Soba Noodles and Vegetables

Jen Hoy
  • Total: 11 mins
  • Prep: 5 mins
  • Cook: 6 mins
  • Yield: Serves 4-6
Nutritional Guidelines (per serving)
188 Calories
5g Fat
30g Carbs
5g Protein
See Full Nutritional Guidelines Hide Full Nutritional Guidelines
Nutrition Facts
Servings: Serves 4-6
Amount per serving
Calories 188
% Daily Value*
Total Fat 5g 7%
Saturated Fat 1g 4%
Cholesterol 0mg 0%
Sodium 578mg 25%
Total Carbohydrate 30g 11%
Dietary Fiber 4g 13%
Protein 5g
Calcium 34mg 3%
*The % Daily Value (DV) tells you how much a nutrient in a food serving contributes to a daily diet. 2,000 calories a day is used for general nutrition advice.
(Nutrition information is calculated using an ingredient database and should be considered an estimate.)

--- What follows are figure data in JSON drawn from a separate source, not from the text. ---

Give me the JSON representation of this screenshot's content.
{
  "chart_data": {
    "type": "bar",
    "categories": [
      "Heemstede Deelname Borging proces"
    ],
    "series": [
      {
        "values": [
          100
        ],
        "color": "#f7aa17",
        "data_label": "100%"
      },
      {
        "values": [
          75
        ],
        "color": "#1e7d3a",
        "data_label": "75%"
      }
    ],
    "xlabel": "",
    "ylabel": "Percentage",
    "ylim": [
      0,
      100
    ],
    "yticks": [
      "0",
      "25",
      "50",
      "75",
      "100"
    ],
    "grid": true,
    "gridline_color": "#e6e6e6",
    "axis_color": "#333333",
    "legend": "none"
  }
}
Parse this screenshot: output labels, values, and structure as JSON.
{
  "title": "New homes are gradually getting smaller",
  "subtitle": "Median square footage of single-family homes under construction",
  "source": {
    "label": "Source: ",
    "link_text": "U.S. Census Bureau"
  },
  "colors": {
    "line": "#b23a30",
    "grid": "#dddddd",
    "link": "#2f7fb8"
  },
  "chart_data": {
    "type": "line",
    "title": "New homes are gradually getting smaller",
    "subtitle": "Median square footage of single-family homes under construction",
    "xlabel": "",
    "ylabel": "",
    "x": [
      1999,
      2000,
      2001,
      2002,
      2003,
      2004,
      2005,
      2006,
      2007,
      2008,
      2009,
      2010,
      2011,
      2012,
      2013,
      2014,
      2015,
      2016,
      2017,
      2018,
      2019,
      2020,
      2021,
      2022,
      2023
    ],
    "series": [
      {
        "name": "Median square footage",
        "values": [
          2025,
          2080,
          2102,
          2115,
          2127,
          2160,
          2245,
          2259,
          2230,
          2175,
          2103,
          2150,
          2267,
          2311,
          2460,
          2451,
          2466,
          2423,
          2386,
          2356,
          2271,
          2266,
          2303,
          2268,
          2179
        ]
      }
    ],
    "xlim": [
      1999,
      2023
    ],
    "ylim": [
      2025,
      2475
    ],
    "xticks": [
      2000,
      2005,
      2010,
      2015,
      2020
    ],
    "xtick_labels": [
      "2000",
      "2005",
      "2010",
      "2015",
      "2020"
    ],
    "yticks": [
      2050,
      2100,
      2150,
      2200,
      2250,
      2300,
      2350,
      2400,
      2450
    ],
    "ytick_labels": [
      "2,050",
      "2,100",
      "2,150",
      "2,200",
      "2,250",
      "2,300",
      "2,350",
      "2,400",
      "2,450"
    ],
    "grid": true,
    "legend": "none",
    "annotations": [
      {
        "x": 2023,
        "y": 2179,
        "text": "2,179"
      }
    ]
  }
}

This simple soba noodle and vegetable recipe is nourishing for the kidneys and relaxing for the liver and gallbladder. It’s a great picnic dish, as it holds very well and is equally good whether hot, cold, or room temperature.


  • 1-8 ounce package soba noodles
  • 1 ½ cups sliced snow peas
  • 1 cup shredded or thinly sliced carrots
  • 1 cup peas
  • 1 tablespoon toasted sesame oil
  • 1 tablespoon grated fresh ginger root (optional)
  • 1 tablespoon tamari
  • 1 teaspoon brown rice vinegar
  • 1 Scallion, green part only, chopped fine
  • 1 tablespoon black sesame seeds

Steps to Make It

  1. Prepare soba noodles according to package directions. One minute before they are ready, add the vegetables, and finish cooking.

  2. Drain soba noodles and set aside, (or if preparing ahead of time, shock the noodles with cold water to stop the cooking process).

  3. Warm the sesame oil and ginger, and cook for one minute.

  4. Add the noodles, tamari and vinegar, toss well, and top with sesame seeds and scallion to serve.